Chroniques

Nommer ses ennemis

À livre ouvert

Le 6 août 2018, alors qu’une canicule écrase l’hémisphère nord, marquant les corps comme les esprits, paraît une contribution dont le contenu vient déplacer la ligne de front des études sur le changement climatique1Cf. Will Steffen et al, «Trajectories of the Earth System in the Anthropocene», PNAS, 6 août 2018.. Alors que jusqu’alors l’objectif des 2 degrés Celsius faisait consensus, on apprend que cette marque n’est plus tant synonyme de solution (précaire) que de basculement possible dans un nouveau régime climatique, celui dit de l’étuve (hot-house), avec son cortège de degrés supplémentaires. Voici à n’en pas douter le genre d’articles qui, couplé à l’inaction politique et à des conditions météorologiques extrêmes, est capable de chauffer à blanc n’importe quel militant-e du climat.

L’effet ne va pas tarder à se faire sentir. Vers la fin de l’été, un mouvement climatique d’une ampleur inédite se propage dans toute l’Europe. En France, une marche pour le climat draine des dizaines de milliers de personnes tandis qu’en Suède une élève de 15 ans enfourche son vélo jusqu’au Parlement et se met en grève, initiant un mouvement qui essaimera à travers le monde.
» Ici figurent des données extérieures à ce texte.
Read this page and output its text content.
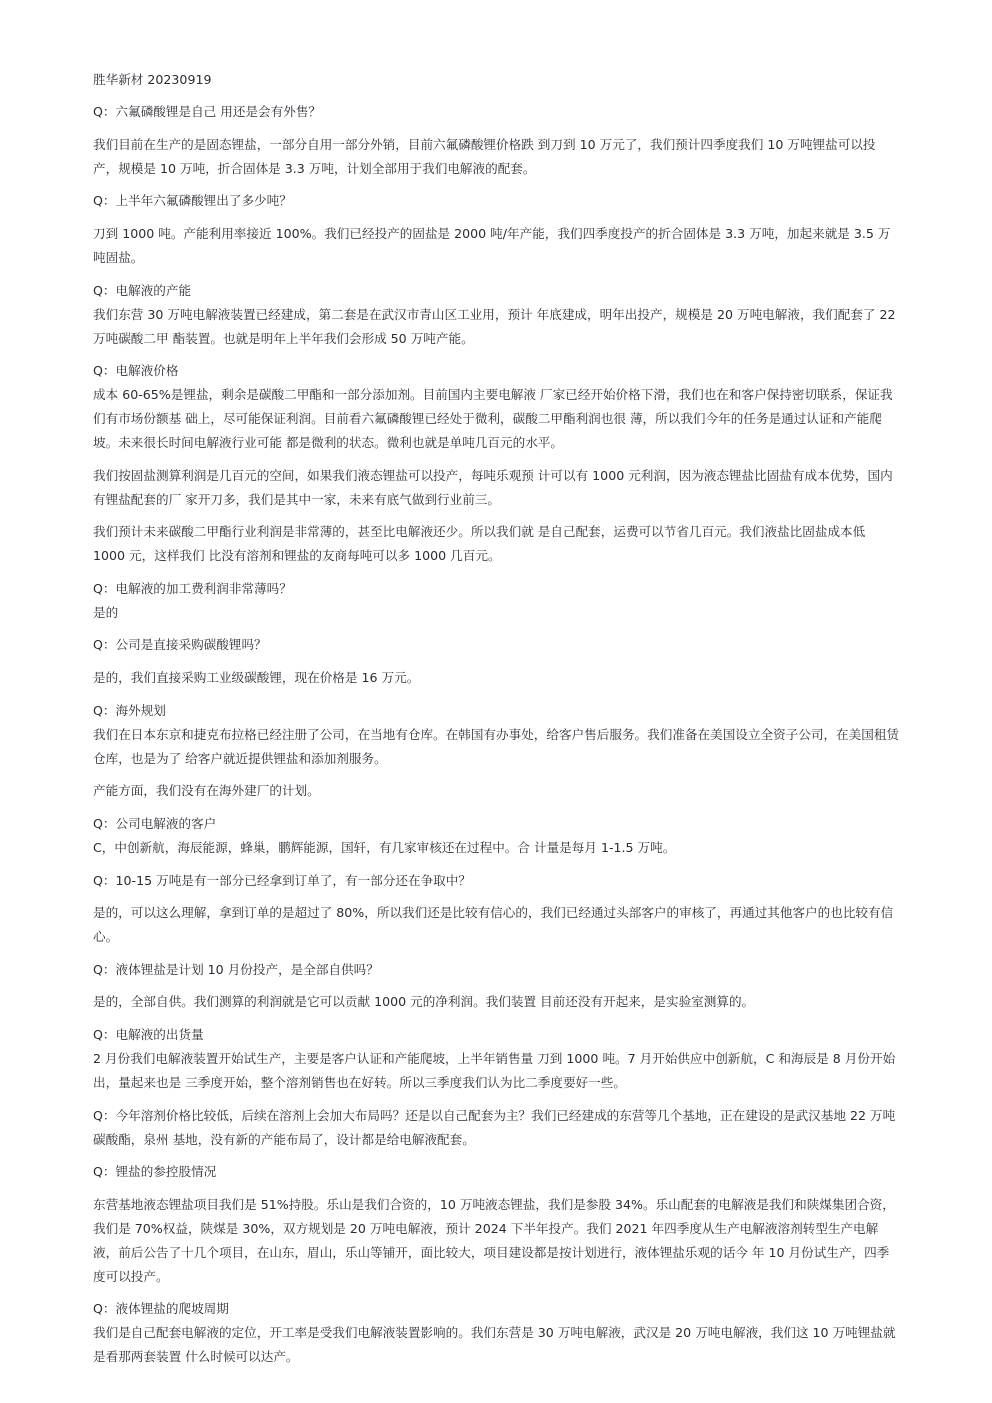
胜华新材 20230919
Q：六氟磷酸锂是自己 用还是会有外售？
我们目前在生产的是固态锂盐，一部分自用一部分外销，目前六氟磷酸锂价格跌 到刀到 10 万元了，我们预计四季度我们 10 万吨锂盐可以投
产，规模是 10 万吨，折合固体是 3.3 万吨，计划全部用于我们电解液的配套。
Q：上半年六氟磷酸锂出了多少吨？
刀到 1000 吨。产能利用率接近 100%。我们已经投产的固盐是 2000 吨/年产能，我们四季度投产的折合固体是 3.3 万吨，加起来就是 3.5 万
吨固盐。
Q：电解液的产能
我们东营 30 万吨电解液装置已经建成，第二套是在武汉市青山区工业用，预计 年底建成，明年出投产，规模是 20 万吨电解液，我们配套了 22
万吨碳酸二甲 酯装置。也就是明年上半年我们会形成 50 万吨产能。
Q：电解液价格
成本 60-65%是锂盐，剩余是碳酸二甲酯和一部分添加剂。目前国内主要电解液 厂家已经开始价格下滑，我们也在和客户保持密切联系，保证我
们有市场份额基 础上，尽可能保证利润。目前看六氟磷酸锂已经处于微利，碳酸二甲酯利润也很 薄，所以我们今年的任务是通过认证和产能爬
坡。未来很长时间电解液行业可能 都是微利的状态。微利也就是单吨几百元的水平。
我们按固盐测算利润是几百元的空间，如果我们液态锂盐可以投产，每吨乐观预 计可以有 1000 元利润，因为液态锂盐比固盐有成本优势，国内
有锂盐配套的厂 家开刀多，我们是其中一家，未来有底气做到行业前三。
我们预计未来碳酸二甲酯行业利润是非常薄的，甚至比电解液还少。所以我们就 是自己配套，运费可以节省几百元。我们液盐比固盐成本低
1000 元，这样我们 比没有溶剂和锂盐的友商每吨可以多 1000 几百元。
Q：电解液的加工费利润非常薄吗？
是的
Q：公司是直接采购碳酸锂吗？
是的，我们直接采购工业级碳酸锂，现在价格是 16 万元。
Q：海外规划
我们在日本东京和捷克布拉格已经注册了公司，在当地有仓库。在韩国有办事处，给客户售后服务。我们准备在美国设立全资子公司，在美国租赁
仓库，也是为了 给客户就近提供锂盐和添加剂服务。
产能方面，我们没有在海外建厂的计划。
Q：公司电解液的客户
C，中创新航，海辰能源，蜂巢，鹏辉能源，国轩，有几家审核还在过程中。合 计量是每月 1-1.5 万吨。
Q：10-15 万吨是有一部分已经拿到订单了，有一部分还在争取中？
是的，可以这么理解，拿到订单的是超过了 80%，所以我们还是比较有信心的，我们已经通过头部客户的审核了，再通过其他客户的也比较有信
心。
Q：液体锂盐是计划 10 月份投产，是全部自供吗？
是的，全部自供。我们测算的利润就是它可以贡献 1000 元的净利润。我们装置 目前还没有开起来，是实验室测算的。
Q：电解液的出货量
2 月份我们电解液装置开始试生产，主要是客户认证和产能爬坡，上半年销售量 刀到 1000 吨。7 月开始供应中创新航，C 和海辰是 8 月份开始
出，量起来也是 三季度开始，整个溶剂销售也在好转。所以三季度我们认为比二季度要好一些。
Q：今年溶剂价格比较低，后续在溶剂上会加大布局吗？还是以自己配套为主？我们已经建成的东营等几个基地，正在建设的是武汉基地 22 万吨
碳酸酯，泉州 基地，没有新的产能布局了，设计都是给电解液配套。
Q：锂盐的参控股情况
东营基地液态锂盐项目我们是 51%持股。乐山是我们合资的，10 万吨液态锂盐，我们是参股 34%。乐山配套的电解液是我们和陕煤集团合资，
我们是 70%权益，陕煤是 30%，双方规划是 20 万吨电解液，预计 2024 下半年投产。我们 2021 年四季度从生产电解液溶剂转型生产电解
液，前后公告了十几个项目，在山东，眉山，乐山等铺开，面比较大，项目建设都是按计划进行，液体锂盐乐观的话今 年 10 月份试生产，四季
度可以投产。
Q：液体锂盐的爬坡周期
我们是自己配套电解液的定位，开工率是受我们电解液装置影响的。我们东营是 30 万吨电解液，武汉是 20 万吨电解液，我们这 10 万吨锂盐就
是看那两套装置 什么时候可以达产。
Enfin, quelques semaines plus tard c’est au tour d’Extinction Rebellion (XR) d’entrer en action à Londres.

Manifestation, grèves, désobéissance civile, le registre s’étoffe et monte en puissance, tandis que le nombre de militant-e-s prend l’ascenseur, comme le remarque Andreas Malm dans son livre Comment saboter un pipeline2Andreas Malm, Comment saboter un pipeline, La fabrique éditions, Paris, juin 2020, 216 p..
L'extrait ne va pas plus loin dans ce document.